Fiche Légende : Bert Bell

Head Coach / Propriétaire / Commissioner

 

 

Présentation

 

GENERALITÉS
Nom complet De Benneville « Bert » Bell
Date de Naissance 25 Février 1895
Lieu de Naissance Philadelphie, Pennsylvanie
Date de Décès 11 Octobre 1959
Lieu de Décès Philadelphie, Pennsylvanie
CARRIÈRE
Lycée Haverford
Université Pennsylvanie
Draft
Équipes Head Coach :
Philadelphia Eagles (1936-1940)
Pittsburgh Steelers (1941)
Propriétaire :
Philadelphia Eagles (1933-1939)
Pittsburgh Steelers (1940-1945)
Commissioner :
NFL (1946-1959)
Statistiques Record : 10-46-2
HONNEURS
Pro-Bowls
All-Pro
Performances notables
Récompenses
Hall Of Fame Classe de 1963

 

Biographie

 

Lorsqu’il décède en octobre 1959, De Benneville « Bert » Bell a tout juste eu la chance d’assister de son vivant au Greatest Game Ever Played, la finale NFL de 1958 entre les Baltimore Colts et les New York Giants ; le premier match télévisé au niveau national, et la première rencontre terminée à la mort subite en prolongations. Si l’on en croit les témoignages, la vive émotion du patron de la ligue à la fin du match prouve une chose : il savait qu’il avait touché au but, et que son travail d’arrache-pied pour bâtir sur l’oeuvre de son prédécesseur, Joe Carr, avait enfin payé ; les germes étaient plantés et rien ne pourrait empêcher la NFL de devenir la ligue professionnelle #1 aux États-Unis sous la tutelle de son illustre successeur, Pete Rozelle.

De Benneville Bell naît en février 1895 à Philadelphie, dans l’état de Pennsylvanie.

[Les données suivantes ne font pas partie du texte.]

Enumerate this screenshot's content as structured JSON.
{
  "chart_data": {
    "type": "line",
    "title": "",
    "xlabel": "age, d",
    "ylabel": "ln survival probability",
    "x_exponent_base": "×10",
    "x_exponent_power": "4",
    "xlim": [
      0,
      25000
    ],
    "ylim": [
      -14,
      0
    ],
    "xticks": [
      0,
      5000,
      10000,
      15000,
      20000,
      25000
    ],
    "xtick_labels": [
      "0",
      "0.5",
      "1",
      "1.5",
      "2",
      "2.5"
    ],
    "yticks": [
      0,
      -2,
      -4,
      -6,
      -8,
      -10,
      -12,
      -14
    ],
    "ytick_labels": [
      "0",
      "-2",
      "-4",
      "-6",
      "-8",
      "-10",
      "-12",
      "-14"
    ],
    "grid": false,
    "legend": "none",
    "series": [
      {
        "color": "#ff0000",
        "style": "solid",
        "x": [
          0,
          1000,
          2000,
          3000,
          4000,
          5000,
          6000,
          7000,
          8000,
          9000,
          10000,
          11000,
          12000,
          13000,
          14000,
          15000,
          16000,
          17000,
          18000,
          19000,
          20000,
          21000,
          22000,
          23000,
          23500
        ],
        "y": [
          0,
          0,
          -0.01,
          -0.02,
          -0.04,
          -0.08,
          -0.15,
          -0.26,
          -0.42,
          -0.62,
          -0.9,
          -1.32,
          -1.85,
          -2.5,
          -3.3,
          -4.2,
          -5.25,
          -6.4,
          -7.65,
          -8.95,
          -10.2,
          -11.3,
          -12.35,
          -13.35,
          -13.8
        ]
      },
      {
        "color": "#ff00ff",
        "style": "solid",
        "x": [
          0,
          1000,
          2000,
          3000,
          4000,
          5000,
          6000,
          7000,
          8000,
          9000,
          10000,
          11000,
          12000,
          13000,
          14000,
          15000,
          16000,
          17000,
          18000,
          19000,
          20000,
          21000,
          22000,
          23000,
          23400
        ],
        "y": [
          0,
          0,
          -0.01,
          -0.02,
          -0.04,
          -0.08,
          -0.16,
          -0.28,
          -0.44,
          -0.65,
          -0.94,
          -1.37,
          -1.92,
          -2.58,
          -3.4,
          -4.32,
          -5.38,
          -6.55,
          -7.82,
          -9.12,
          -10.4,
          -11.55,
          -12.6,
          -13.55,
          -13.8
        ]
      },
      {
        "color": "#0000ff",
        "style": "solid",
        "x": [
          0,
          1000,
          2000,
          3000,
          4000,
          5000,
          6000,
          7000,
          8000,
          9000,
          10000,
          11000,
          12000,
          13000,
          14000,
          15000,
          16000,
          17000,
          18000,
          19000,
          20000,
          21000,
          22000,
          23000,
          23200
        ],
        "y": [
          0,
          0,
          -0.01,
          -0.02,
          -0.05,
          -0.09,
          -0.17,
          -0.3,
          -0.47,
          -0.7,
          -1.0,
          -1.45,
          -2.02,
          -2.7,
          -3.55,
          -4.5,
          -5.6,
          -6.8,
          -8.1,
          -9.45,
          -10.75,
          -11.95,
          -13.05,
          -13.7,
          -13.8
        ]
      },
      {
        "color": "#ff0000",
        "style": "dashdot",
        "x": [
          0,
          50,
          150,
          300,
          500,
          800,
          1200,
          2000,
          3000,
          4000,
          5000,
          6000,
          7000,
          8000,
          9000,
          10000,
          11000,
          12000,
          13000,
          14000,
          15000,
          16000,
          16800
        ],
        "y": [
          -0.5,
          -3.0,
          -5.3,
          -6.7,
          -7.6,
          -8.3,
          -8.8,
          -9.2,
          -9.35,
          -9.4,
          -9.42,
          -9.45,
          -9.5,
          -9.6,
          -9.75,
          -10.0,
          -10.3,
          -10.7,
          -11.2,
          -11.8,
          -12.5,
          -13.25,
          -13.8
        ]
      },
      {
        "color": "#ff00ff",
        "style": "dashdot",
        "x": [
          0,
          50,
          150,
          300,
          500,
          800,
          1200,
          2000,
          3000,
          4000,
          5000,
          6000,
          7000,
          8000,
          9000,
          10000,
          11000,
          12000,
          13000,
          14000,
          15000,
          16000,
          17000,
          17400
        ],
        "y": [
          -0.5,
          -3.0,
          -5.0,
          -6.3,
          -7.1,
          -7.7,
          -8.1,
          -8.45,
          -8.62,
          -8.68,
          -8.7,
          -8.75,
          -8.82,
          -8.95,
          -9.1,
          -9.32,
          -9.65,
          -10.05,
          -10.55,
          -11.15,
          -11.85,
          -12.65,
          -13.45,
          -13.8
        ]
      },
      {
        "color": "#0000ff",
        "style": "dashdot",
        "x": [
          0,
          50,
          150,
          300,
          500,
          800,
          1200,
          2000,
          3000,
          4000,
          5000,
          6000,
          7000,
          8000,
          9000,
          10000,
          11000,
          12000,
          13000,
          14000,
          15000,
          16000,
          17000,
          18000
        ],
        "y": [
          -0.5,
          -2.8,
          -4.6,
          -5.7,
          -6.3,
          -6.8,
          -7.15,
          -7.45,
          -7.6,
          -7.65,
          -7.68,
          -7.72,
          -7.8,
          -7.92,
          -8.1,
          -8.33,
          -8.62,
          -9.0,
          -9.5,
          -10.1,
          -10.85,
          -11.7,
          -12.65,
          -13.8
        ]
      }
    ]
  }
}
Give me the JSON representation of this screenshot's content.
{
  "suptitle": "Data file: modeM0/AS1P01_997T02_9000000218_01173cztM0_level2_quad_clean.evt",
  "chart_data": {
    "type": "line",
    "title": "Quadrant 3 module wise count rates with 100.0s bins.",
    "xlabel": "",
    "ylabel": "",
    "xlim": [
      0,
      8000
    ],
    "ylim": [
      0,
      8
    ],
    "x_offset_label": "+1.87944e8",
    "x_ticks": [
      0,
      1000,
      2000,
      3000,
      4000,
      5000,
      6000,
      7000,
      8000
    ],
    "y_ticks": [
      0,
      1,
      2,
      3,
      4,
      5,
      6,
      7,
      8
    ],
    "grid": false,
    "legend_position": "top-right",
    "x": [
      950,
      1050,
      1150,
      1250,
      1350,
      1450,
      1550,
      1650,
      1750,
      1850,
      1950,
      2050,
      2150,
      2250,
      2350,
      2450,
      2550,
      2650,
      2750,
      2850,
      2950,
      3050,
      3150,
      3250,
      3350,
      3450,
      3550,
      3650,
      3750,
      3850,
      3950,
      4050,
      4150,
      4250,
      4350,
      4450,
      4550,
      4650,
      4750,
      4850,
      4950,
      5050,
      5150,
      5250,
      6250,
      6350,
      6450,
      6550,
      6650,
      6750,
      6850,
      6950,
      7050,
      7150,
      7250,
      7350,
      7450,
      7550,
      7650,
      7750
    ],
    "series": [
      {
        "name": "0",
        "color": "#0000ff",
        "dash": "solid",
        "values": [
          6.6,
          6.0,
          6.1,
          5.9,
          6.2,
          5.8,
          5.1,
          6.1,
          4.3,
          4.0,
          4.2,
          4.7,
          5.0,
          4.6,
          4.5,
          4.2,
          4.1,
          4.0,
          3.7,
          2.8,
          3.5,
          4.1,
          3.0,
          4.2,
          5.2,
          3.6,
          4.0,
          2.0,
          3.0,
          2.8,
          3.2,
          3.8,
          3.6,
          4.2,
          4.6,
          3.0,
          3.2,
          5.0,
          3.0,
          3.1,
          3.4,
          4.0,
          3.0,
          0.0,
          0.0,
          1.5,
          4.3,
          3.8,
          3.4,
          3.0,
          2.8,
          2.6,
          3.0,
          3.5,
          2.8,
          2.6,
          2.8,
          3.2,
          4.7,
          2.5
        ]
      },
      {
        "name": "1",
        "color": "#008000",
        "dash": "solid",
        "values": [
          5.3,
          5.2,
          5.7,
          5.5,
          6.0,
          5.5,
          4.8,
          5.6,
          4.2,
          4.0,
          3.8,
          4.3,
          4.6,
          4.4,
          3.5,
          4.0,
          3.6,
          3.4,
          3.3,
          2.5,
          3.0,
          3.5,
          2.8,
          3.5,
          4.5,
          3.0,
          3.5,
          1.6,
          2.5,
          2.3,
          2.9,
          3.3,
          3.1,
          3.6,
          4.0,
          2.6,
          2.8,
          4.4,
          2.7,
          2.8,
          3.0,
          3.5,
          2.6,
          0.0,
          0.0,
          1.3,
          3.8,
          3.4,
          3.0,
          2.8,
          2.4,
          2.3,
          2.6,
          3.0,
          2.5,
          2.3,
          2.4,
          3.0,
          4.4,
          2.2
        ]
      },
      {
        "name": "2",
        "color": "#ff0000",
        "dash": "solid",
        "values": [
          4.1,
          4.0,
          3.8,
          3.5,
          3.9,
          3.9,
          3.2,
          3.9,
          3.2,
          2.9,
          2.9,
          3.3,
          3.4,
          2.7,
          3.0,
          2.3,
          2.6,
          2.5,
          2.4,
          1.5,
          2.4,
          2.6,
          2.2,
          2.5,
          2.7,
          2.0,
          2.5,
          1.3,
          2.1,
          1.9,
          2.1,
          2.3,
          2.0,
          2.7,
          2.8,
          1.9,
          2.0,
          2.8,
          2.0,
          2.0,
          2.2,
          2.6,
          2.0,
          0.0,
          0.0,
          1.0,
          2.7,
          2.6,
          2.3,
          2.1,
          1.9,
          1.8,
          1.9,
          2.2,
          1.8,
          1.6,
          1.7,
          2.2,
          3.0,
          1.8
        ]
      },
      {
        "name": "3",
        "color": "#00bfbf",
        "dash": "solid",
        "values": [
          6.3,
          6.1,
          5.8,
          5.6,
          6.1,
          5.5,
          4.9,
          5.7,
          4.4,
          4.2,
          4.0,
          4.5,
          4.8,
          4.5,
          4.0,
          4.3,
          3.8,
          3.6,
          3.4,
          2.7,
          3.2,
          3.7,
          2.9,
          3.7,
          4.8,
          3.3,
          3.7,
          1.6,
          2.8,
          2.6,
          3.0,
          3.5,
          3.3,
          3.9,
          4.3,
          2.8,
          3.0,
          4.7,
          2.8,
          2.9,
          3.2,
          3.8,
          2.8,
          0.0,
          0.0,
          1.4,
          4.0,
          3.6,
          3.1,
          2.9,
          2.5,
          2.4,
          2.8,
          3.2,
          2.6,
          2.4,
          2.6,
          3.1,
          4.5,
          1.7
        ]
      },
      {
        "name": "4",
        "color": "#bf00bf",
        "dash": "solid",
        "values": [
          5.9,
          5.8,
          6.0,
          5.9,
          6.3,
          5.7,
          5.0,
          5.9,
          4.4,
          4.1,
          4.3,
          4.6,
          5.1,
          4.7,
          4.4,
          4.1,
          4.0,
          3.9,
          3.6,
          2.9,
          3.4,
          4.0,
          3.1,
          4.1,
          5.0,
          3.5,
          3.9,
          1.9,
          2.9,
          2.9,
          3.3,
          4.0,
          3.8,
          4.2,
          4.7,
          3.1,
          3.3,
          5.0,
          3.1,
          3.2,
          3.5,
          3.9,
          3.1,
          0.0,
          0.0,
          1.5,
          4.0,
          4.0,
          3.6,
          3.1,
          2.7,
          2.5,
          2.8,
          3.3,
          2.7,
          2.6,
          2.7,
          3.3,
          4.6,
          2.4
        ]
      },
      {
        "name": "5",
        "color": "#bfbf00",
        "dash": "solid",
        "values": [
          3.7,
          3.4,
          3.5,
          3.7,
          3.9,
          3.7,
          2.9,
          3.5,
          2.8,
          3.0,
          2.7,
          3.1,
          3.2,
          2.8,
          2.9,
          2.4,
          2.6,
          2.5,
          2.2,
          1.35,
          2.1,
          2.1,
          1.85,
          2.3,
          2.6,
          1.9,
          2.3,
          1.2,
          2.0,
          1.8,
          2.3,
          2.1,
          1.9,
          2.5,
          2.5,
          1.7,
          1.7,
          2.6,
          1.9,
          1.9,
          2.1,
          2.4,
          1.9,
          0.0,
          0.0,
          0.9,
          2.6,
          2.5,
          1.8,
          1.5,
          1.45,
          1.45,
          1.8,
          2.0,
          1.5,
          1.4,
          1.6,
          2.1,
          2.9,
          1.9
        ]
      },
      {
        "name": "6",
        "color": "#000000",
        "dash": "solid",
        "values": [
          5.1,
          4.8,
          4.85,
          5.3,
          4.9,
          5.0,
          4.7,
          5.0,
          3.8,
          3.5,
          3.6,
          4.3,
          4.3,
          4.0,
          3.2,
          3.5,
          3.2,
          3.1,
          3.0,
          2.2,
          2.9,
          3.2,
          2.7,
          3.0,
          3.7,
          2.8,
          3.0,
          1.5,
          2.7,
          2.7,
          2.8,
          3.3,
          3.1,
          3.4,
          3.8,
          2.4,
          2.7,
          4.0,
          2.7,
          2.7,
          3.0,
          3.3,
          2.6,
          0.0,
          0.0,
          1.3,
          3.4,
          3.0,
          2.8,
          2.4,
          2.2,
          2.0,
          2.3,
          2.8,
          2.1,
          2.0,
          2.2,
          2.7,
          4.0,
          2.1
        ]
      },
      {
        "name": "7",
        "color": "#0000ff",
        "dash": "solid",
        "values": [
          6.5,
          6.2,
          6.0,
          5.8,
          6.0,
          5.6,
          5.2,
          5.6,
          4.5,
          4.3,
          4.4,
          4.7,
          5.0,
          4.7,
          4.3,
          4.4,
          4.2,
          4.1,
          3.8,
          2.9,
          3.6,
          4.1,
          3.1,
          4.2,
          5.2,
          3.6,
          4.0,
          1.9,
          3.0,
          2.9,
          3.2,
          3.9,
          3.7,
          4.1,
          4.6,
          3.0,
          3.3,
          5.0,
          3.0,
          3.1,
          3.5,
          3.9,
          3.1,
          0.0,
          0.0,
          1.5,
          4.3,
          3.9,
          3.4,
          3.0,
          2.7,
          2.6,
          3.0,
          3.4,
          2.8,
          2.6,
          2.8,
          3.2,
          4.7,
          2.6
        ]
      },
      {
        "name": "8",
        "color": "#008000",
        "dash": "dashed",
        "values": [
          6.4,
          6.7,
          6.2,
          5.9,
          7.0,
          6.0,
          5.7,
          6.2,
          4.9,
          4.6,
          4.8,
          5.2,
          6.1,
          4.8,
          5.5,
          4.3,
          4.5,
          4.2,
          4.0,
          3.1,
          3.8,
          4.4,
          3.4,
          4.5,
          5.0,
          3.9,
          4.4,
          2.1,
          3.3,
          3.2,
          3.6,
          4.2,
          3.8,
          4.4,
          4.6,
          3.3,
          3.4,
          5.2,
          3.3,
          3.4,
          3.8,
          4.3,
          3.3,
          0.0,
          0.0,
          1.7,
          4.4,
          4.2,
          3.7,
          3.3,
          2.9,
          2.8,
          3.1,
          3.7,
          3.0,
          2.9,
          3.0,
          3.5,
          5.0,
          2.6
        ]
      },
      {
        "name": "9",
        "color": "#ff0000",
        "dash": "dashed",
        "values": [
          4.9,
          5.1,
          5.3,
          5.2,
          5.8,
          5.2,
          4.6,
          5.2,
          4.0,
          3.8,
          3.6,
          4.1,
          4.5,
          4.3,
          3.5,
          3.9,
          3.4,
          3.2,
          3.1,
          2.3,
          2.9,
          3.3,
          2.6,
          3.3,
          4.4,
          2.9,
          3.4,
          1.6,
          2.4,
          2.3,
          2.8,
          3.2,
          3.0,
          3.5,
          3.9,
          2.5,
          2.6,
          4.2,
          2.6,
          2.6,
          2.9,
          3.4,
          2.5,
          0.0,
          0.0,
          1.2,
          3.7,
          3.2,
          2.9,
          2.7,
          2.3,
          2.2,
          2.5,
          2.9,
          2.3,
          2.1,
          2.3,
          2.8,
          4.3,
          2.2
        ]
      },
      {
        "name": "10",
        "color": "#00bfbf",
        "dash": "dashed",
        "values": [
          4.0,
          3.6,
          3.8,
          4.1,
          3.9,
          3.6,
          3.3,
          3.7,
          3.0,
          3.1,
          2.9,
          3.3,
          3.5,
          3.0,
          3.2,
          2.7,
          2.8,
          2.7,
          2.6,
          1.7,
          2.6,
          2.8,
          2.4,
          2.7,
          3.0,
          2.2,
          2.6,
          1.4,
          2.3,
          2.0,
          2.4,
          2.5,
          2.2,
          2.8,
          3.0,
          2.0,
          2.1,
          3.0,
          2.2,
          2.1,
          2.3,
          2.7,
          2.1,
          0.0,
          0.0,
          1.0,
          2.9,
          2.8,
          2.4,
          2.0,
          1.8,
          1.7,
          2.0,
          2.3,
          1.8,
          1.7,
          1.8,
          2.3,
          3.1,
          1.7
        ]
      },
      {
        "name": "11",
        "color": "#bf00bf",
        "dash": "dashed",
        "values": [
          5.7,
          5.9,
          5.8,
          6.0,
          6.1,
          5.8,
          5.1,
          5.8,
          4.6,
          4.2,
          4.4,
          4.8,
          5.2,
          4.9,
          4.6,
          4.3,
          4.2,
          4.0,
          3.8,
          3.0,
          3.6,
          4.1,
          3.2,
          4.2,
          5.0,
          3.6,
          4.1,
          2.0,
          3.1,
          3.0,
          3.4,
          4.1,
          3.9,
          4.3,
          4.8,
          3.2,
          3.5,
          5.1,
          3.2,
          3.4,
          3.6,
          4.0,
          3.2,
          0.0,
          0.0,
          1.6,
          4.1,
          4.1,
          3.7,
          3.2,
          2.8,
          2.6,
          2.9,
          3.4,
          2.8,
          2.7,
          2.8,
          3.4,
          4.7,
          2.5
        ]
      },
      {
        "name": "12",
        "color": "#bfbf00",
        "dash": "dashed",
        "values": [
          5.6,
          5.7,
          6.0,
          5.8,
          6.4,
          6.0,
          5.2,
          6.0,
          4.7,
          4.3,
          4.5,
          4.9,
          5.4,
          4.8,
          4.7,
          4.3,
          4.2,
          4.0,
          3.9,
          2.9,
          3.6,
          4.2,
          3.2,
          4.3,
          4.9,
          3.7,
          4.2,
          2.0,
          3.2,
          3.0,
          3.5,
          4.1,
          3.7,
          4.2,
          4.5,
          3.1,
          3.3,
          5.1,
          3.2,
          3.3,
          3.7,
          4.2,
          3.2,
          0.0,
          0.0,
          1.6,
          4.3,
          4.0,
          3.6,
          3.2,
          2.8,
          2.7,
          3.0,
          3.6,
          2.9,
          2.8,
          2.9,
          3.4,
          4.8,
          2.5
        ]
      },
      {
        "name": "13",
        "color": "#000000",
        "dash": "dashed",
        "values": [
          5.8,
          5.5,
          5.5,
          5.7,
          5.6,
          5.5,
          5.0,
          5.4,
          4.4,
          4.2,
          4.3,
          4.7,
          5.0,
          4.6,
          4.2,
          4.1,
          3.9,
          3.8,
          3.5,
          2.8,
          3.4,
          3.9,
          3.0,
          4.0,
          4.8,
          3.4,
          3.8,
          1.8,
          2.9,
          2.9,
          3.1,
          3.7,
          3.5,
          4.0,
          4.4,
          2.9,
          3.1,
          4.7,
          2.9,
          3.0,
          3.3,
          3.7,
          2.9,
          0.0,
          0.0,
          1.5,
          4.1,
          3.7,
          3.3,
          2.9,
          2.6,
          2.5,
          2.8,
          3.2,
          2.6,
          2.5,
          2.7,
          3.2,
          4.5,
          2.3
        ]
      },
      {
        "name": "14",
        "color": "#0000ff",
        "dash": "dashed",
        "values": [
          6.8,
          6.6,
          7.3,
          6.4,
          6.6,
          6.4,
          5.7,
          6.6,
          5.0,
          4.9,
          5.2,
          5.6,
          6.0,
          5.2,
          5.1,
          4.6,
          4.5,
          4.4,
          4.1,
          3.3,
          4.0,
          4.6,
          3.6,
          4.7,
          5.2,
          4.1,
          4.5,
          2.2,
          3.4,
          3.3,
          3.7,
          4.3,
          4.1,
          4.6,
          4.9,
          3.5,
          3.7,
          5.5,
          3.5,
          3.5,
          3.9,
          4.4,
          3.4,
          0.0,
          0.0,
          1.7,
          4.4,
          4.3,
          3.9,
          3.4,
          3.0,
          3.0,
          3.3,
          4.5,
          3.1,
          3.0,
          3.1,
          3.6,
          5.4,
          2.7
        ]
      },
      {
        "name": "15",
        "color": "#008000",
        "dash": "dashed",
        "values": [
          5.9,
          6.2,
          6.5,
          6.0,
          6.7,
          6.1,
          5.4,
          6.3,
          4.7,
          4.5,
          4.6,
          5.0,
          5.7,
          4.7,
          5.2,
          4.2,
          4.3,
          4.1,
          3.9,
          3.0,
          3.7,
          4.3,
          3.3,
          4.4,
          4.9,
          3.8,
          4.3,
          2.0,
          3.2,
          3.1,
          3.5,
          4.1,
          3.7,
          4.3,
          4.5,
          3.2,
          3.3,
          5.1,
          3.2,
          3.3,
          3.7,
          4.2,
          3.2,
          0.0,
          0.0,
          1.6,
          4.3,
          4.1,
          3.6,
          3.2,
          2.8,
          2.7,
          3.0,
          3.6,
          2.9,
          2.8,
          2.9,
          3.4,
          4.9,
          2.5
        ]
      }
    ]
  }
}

Son prénom plutôt inhabituel provient de sa mère, Fleurette de Benneville Myers, dont la famille remonte bien avant la révolution américaine. Son père, John Cromwell Bell, est un avocat connu de Philadelphie qui deviendra quelques années plus tard Procureur Général de l’état de Pennsylvanie ; autant dire que le jeune garçon et son grand frère sont assurés de grandir dans un environnement aisé. Mais le père fait plus que subvenir aux besoins de la famille : il initie Bert au football dès son plus jeune âge, ce qui le pousse à y jouer avec ses amis. Il va vite s’avérer que Bell est plus à son avantage dans le sport que dans les études : si ses résultats en classe ne sont pas extraordinaires, il est plus doué sur un terrain, que ce soit en football, baseball ou basketball.

Il rejoint l’école préparatoire de Haverford en 1911 et en sort en 1914, après quoi sa voie est toute tracée : son père, ancien de l’Université de Pennslyvanie, est le directeur athlétique de l’institut ; il est un des acteurs de la création de la National Collegiate Athletic Association (NCAA) et siège à l’Intercollegiate Football Rules Committee (IRC) qui modèle les règles du football universitaire. Avec un tel géniteur, il semble impossible que son propre fils ne soit pas 1) un membre de Penn et 2) un membre d’une équipe de football. C’est ce qui arrive : Bell occupe le poste de Quarterback de l’équipe, mais aussi ceux de défenseur, Punter et Punt Returner.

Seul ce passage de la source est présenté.